Коли Третьяк на Москву приплелся — стало быть, к Масленице, представления устраивать и денежки зарабатывать. И не один ведь! Не иначе, вся ватага где-то сейчас поблизости… и Настасья!.. Ведь это не его, а ее ватага!.. Она их всех привела!..

Нельзя сказать, что парень так уж часто вспоминал Настасью. И без нее забот хватало. Удовлетворив свое любопытство по части женского пола, он как-то сразу успокоился, словно бы пометил в длинном списке неотложных дел: выполнено. То чувство, внезапное и кратковременное, что кинуло его к Федосьице, растаяло льдинкой в кипятке. Федосьица была зазорная девка, доступная каждому, кто уговорится жить с ней, кормить-поить, прикупит одежек. Дед Акишев, глядя, как парень, еще недавно числившийся в сопливых придурках, все больше делается похож на мужика, вполне определенно обещал следующей осенью женить. И вот, пребывая между Федосьицей и обещанной невестой, Данила был спокоен… был бы спокоен, кабы не…

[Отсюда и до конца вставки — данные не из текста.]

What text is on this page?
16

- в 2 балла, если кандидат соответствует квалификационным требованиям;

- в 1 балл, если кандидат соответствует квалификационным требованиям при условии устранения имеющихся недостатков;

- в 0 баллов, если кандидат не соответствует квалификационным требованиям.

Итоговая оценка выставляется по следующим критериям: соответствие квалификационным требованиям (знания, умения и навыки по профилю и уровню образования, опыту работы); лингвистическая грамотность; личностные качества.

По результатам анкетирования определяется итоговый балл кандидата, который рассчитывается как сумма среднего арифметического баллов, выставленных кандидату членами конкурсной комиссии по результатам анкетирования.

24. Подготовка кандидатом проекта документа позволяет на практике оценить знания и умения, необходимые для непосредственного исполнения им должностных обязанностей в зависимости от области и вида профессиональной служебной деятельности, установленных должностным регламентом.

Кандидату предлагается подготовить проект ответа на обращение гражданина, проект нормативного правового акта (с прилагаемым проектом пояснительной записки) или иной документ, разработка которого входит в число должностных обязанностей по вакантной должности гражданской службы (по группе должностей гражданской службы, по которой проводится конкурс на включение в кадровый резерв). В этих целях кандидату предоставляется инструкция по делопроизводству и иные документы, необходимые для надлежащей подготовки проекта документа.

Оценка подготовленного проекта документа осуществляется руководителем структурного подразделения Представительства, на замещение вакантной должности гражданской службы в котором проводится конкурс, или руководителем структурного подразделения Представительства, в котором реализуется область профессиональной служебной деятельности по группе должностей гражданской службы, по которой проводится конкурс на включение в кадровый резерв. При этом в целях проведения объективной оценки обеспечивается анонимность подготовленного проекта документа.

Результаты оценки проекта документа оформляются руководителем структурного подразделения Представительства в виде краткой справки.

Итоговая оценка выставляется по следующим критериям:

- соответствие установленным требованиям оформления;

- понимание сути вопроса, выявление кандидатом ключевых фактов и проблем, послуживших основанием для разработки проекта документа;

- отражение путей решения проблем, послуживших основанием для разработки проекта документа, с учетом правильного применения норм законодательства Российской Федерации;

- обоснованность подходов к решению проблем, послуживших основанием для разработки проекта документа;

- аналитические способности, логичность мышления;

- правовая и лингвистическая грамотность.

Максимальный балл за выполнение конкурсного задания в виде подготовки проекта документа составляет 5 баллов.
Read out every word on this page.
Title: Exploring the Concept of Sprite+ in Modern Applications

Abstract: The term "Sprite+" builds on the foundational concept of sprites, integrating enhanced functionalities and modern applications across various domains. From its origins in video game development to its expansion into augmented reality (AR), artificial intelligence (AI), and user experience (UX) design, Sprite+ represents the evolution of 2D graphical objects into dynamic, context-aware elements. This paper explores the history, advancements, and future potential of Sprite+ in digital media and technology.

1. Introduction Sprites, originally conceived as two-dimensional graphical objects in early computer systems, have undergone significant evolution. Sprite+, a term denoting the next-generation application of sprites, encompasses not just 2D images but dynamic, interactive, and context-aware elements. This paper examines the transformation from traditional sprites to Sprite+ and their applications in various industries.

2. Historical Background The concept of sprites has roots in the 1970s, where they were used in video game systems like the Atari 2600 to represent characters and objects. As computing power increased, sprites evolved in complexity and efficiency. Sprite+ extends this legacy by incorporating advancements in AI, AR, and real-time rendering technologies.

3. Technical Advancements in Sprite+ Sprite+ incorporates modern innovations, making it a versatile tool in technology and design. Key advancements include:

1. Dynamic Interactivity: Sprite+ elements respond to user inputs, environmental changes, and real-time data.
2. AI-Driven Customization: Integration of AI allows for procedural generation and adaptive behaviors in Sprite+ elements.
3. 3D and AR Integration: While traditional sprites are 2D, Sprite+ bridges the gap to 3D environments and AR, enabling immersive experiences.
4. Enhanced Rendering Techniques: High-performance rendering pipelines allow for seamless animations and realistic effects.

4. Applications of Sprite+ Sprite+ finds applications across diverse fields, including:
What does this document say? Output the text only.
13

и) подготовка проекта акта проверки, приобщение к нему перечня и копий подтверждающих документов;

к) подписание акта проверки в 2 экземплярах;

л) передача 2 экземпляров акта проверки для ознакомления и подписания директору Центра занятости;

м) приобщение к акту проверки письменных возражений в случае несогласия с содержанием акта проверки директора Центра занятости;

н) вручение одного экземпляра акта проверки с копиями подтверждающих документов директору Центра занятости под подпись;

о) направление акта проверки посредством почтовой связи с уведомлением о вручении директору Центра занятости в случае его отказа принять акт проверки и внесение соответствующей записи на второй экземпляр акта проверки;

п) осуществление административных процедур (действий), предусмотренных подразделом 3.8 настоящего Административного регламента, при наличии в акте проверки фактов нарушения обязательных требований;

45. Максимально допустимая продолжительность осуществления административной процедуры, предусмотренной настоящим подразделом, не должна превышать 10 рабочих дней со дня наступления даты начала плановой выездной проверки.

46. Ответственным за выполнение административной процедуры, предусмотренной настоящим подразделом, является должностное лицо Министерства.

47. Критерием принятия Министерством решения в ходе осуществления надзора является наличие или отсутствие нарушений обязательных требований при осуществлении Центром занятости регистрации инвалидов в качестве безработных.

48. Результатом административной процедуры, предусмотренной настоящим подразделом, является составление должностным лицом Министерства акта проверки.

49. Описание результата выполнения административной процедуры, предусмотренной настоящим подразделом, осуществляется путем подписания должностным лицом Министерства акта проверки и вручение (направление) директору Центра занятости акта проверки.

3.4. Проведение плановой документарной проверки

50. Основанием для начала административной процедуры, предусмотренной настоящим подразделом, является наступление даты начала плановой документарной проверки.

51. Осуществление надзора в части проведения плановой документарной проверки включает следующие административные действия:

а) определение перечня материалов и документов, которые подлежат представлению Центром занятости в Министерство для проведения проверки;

Ну да, она, ведьма, налетчица, сумасбродная, как все девки с Неглинки вместе взятые, дерзкая, отчаянная и в смехе, и в горести…

Как-то она приснилась. Наутро, вспомнив сон, Данила густо покраснел. Долго думал — нужно ли о таких видениях докладывать попу на исповеди… Решил не смущать попа.

— Толку с тех девок!.. — буркнул Богдаш. — А что, как ватага? Филатка? Лучка?

Про Настасью не спросил, словно ее и на свете не было! Словно и не ее спасал в ночном лесу от налетчиков Гвоздя…

— Собрали мы к Масленице ватагу, — отвечал Третьяк. — Даже с Томилой помирились. Да только сдается, что напрасно. Вы его тут часом не встречали?

— Где, на Москве? — пока Богдаш собирался спросить, что еще за Томила, выпалил Данила. — Так Москва велика, а мы-то все больше в Кремле, на конюшнях.